"chasing rainbows"でも諦めない。

いつも読んでいただき
ありがとうございます。

今回のイディオムは
"chasing rainbows"です。

"chasing rainbows"の意味

意味:非現実的な目標や夢を追いかける。
"Stop chasing rainbows!”/ 
”Quit chasing rainbows!”
で「現実をみなさい!」という意味になるそうです。

”chasing rainbowsでも諦めない”小説風ストーリー

夜風が冷たい。

今何時頃なんだろう
と思いながら
ゴミ捨て場に捨てられた
大量の残飯を眺めながら思う。

ここに捨てられた料理の量は
軽く見積もって
3日間ぐらいの食事の量に相当するのでは
なかろうか。
いや
美優の食事量だったら
1週間ぐらいもつかもしれない。

そんなことを
考えてしまうくらい
自分が空腹なことに
気付いてしまった。

思えば今日の朝
お味噌汁を飲んだきり
何も食べていない。

こんな風に
空腹と闘っている時は
長年勤めていた会社を辞めて得た自由と
資金繰りの不安を
天秤にかけてしまいそうになる瞬間が
あるけれど
なんとか思いとどまる。

ここで諦めてしまったら
一生後悔するのは
分かっているのだ。

分かっているけれど
前に進めない。

プロの通訳者として
フリーで活躍するために
長年勤めていた会社を
今年の春頃に辞めた。

会社員時代にも
休みの日には
ボランティアガイドや
単発の通訳のアルバイトはしていて
少し実績があったため
きっとどこかで
実力を過信していたのだ。

会社を辞めて
それが痛いほどわかった。

決まった日に
当たり前のように振り込まれるお給料だとか
ちんぷんかんぷんでも
スルーして生きてこれた税金のことなど
挙げればきりがない。

美優は滅多に落ちまない。
メンタルは強い方だと思うし
周りからも
楽天家だと言われる方だ。

柄にもなくこんなに落ち込んでいるのは
通訳学校で実施された
小テストの結果が思わしくなかったことに加えて
授業中に習った
”chasing rainbows"
というイディオムが
頭から離れないからだ。

「rainbowsという単語が使われているので
ポジティブな意味にきこえますが
そうではありません。
意味は
非現実的な夢や目標を追いかける
という意味です。
今回の小テストの結果が思わしくない方は
肝に銘じて
この言葉の意味を
しっかり覚えておくようにしてください。
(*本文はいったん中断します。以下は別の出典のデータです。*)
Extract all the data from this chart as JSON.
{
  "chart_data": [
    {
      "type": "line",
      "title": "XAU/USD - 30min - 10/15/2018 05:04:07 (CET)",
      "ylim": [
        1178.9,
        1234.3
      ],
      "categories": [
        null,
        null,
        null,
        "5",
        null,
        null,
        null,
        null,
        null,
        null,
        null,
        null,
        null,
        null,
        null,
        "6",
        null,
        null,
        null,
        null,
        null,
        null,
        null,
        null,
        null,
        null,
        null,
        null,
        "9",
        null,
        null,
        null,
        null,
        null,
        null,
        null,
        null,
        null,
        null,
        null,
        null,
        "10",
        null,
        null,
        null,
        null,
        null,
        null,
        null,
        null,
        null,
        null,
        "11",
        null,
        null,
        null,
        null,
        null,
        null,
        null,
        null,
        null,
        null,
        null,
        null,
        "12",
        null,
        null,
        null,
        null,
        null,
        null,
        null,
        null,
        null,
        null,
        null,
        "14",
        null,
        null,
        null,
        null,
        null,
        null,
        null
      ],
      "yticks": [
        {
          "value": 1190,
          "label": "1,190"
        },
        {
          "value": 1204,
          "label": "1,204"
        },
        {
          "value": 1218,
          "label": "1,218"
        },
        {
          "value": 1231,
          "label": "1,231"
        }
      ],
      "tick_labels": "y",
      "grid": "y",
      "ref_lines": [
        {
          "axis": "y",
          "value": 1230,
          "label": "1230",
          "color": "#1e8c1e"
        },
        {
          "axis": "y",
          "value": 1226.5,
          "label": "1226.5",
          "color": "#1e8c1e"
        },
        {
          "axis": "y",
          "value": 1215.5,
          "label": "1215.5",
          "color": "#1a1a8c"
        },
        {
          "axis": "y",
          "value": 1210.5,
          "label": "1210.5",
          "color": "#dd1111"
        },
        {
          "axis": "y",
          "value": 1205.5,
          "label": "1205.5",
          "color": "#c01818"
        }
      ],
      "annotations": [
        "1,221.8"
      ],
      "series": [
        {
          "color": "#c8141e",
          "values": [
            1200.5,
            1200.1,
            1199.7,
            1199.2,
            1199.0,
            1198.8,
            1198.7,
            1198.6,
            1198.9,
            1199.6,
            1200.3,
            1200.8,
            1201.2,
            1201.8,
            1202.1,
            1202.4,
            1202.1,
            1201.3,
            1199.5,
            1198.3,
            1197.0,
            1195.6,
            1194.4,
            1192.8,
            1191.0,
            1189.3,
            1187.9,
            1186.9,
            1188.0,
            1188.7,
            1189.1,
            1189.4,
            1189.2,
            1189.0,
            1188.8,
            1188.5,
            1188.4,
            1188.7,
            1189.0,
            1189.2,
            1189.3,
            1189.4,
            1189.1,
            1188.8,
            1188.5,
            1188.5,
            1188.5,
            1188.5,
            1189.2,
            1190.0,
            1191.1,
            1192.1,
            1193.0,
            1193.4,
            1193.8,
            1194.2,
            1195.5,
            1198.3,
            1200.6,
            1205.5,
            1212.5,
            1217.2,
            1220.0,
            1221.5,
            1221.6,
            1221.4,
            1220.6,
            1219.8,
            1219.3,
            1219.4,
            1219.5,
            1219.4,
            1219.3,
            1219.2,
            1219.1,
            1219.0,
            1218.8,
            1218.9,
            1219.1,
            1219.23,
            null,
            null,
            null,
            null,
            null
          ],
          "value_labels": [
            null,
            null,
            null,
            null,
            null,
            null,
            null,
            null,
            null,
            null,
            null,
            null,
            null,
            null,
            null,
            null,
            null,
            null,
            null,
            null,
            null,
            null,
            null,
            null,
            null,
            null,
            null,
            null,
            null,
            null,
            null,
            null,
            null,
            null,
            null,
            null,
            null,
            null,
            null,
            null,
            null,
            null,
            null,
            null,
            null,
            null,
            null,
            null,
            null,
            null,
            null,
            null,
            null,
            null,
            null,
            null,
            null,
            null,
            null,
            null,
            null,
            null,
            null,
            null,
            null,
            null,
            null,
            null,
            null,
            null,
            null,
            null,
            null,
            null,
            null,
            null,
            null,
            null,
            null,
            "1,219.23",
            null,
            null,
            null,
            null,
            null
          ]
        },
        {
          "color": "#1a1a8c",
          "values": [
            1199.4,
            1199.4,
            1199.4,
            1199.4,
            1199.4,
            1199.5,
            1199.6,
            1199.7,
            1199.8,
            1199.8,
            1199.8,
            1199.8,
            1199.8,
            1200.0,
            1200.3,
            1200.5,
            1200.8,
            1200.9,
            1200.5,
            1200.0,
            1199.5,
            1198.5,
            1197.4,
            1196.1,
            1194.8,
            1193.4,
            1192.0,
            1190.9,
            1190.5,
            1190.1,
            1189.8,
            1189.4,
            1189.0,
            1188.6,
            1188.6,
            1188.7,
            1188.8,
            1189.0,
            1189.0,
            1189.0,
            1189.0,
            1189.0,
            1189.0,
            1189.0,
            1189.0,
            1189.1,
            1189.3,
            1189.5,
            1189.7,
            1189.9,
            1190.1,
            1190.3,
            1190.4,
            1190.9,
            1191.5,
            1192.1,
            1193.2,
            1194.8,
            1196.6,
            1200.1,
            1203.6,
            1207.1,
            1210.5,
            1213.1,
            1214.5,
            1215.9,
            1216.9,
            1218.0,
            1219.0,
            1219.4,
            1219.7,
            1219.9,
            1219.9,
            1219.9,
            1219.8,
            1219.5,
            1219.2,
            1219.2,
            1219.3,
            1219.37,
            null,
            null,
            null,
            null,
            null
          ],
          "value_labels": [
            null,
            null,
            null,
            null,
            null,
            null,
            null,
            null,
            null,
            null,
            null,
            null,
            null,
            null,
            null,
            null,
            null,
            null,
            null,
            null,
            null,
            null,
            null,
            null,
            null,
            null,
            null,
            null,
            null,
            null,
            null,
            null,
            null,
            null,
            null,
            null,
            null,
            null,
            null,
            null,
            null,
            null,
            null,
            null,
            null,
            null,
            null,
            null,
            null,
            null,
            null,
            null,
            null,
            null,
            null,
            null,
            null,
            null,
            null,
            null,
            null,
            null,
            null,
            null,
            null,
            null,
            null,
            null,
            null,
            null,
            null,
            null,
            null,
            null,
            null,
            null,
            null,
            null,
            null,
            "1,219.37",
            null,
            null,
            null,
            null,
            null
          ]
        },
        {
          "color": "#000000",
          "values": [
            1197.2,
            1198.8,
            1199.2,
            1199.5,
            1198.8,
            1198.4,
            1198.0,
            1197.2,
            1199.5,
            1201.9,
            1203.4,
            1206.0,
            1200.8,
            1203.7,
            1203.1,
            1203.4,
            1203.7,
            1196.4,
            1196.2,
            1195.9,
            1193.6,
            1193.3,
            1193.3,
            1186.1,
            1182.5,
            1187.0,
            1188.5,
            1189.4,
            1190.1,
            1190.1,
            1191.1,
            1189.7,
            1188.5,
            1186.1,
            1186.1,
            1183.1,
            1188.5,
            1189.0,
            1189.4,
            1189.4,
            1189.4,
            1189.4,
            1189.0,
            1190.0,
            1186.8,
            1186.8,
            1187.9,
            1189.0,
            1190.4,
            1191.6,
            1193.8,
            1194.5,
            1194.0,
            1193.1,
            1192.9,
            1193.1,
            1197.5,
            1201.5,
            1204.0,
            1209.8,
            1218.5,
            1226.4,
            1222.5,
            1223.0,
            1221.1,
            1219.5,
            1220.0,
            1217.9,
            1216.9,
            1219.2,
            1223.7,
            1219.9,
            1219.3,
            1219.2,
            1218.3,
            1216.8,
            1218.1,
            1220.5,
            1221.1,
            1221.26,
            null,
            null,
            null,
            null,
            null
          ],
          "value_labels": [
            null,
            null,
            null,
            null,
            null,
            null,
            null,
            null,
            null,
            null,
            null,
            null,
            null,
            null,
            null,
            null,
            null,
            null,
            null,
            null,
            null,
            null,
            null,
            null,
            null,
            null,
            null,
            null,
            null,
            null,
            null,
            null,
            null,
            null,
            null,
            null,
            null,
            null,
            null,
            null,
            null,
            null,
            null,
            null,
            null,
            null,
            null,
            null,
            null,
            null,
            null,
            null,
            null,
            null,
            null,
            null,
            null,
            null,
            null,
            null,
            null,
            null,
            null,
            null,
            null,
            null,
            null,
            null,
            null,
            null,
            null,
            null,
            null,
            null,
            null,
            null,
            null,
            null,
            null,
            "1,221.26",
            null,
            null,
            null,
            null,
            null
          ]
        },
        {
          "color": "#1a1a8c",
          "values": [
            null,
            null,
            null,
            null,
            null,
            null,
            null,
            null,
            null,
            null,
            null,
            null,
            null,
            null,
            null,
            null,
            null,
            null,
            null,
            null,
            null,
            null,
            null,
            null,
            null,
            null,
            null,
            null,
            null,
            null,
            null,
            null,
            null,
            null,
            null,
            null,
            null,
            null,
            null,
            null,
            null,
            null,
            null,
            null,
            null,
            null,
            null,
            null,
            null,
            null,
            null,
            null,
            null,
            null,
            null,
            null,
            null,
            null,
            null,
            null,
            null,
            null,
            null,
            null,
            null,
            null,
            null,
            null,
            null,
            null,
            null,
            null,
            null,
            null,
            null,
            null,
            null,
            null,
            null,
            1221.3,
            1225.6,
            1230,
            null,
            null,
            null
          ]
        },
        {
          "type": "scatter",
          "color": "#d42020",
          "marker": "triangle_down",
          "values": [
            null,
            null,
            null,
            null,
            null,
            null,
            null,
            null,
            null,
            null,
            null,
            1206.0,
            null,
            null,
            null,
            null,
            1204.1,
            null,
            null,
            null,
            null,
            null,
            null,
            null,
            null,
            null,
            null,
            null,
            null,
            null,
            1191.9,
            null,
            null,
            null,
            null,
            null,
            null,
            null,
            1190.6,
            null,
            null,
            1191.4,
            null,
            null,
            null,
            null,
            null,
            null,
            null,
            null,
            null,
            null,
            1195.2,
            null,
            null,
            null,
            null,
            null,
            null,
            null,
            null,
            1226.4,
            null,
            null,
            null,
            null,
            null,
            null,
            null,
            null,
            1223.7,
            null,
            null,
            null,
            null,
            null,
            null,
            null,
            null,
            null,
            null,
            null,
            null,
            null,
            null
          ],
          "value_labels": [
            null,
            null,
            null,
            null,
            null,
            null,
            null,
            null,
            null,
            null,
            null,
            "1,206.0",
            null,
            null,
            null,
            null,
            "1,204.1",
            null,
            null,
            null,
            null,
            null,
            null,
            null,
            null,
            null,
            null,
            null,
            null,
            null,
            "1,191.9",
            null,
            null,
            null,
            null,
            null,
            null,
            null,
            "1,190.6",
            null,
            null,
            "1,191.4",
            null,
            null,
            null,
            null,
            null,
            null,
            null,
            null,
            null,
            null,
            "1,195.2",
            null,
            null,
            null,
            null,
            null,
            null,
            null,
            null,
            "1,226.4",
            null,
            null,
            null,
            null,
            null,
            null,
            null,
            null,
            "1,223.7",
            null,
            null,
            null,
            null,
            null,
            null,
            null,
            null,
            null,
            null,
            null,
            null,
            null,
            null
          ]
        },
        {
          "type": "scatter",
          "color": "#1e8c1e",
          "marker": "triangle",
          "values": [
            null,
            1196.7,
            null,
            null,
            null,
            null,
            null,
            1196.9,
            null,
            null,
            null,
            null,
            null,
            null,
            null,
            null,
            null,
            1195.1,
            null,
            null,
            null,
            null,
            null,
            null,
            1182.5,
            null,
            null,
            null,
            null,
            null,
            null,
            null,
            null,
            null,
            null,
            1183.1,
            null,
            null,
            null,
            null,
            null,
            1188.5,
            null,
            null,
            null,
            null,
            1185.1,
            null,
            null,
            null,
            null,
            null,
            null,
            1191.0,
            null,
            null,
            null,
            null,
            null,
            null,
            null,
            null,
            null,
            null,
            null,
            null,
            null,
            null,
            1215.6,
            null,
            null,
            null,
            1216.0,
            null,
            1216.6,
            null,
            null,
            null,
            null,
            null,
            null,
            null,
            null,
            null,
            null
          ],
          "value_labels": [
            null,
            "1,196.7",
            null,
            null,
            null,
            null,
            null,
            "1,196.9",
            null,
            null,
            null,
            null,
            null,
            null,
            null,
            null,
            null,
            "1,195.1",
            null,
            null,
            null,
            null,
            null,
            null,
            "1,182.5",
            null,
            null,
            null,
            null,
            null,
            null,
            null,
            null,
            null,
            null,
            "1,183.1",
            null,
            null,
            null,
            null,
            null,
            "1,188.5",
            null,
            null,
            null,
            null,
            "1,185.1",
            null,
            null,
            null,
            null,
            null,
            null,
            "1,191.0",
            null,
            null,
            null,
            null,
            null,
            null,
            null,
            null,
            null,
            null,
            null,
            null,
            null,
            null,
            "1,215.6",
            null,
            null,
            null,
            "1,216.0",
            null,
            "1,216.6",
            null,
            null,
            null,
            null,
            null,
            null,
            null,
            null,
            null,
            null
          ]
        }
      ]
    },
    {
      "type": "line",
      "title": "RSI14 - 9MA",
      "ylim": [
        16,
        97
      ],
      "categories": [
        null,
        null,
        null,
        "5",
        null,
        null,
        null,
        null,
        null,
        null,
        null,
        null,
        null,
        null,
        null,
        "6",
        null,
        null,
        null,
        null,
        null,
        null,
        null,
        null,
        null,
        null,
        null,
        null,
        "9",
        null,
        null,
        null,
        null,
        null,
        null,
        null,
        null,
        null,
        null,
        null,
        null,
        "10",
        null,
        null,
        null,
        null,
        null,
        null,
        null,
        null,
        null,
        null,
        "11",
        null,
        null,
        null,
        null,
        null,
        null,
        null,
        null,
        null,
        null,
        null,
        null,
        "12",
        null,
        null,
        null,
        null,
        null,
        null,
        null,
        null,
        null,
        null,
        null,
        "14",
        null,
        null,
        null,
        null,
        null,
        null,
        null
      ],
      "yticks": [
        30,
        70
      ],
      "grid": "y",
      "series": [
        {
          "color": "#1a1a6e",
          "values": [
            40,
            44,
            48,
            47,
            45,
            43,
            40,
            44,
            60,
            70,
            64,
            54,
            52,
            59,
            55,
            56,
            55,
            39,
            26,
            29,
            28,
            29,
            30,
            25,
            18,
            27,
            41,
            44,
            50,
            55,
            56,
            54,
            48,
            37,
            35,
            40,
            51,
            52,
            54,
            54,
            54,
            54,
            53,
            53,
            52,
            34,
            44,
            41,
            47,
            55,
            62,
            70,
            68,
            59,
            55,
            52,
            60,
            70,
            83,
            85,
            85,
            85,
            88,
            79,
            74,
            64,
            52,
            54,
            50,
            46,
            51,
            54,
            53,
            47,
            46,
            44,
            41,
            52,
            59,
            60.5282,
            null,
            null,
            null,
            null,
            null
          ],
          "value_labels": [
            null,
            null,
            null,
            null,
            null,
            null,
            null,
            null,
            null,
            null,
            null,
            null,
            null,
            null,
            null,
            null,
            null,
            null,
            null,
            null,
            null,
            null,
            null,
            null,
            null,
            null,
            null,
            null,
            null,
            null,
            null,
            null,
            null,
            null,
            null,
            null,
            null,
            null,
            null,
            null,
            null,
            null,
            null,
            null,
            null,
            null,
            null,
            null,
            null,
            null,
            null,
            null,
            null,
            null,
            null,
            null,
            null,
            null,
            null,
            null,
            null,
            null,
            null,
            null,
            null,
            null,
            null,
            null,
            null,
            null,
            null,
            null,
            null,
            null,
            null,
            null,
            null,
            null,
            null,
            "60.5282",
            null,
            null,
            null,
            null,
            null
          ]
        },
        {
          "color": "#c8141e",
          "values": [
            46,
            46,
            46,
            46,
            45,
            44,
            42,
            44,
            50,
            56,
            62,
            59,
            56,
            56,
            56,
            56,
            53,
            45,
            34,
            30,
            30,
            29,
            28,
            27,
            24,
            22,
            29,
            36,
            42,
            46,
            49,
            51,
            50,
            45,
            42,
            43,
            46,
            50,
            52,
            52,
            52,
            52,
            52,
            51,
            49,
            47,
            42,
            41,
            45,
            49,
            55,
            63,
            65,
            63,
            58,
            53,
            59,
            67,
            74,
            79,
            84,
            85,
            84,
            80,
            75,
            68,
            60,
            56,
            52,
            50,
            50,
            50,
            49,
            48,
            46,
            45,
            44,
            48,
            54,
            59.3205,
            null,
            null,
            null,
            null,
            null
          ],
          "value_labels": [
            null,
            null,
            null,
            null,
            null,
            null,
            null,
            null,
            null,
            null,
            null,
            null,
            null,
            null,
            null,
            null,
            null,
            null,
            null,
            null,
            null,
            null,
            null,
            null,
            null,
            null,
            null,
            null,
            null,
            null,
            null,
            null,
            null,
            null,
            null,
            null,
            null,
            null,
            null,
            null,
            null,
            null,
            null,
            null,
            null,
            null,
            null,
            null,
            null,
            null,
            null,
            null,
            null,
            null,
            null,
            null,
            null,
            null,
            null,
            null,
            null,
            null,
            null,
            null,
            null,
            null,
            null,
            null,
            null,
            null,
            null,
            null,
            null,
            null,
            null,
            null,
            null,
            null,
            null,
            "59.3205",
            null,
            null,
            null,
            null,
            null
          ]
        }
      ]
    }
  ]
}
」

講師のいい方に
棘があるように響いた。
もちろん
その講師に
悪意があったわけではないことはわかっている。

むしろ
小テストの結果が思わしくないからこそ
気を引き締めて勉強しなければならない
というメッセージなのだと
分かってはいた。

そんなことをぐるぐる考えていると
アルバイト仲間の
三好さんがゴミ捨て場にやってきた。

三好さんは
物静かで
いつもとても冷静にみえる。
年齢不詳で
普段何をしている人なのかも不明で
謎に包まれている。

ゴミを捨てて
即座に立ち去るかと思ったら
三好さんは
煙草に火をつけて
一服し始めた。

リラックスしている三好さんの横顔を見て
美優は思わず
自分の抱えている不安と
”chasing rainbows"
について
ポツリポツリと話し始めた。

話終わっても
三好さんが何も反応をしめさないので
「変な子だと思われたかも。」
と思ってゴミ捨て場を離れようとしたら
ひっそりと
それでもはっきりした声で
「例え誰れかに
自分の一生懸命していることを
"chasing rainbows"だと言われても
最後までやり遂げようって思って決めたことなら
いいんじゃないでしょうか。
チャレンジもせずに諦めて
後悔する方が自分にとっては嫌です。」

そう言われて美優の心が
一気に軽くなった気がした。

「ありがとうございます。」
と笑顔で言うことができた。

ゴミ捨て場の扉を開けて
美優は思った。

アルバイトが終わったら
早く家に帰って
お風呂に入って
一生懸命勉強して
頑張ろう。
そう思えた。

-終-

*このお話はフィクションです。登場人物の名前は実在の人物と一切関係がありません。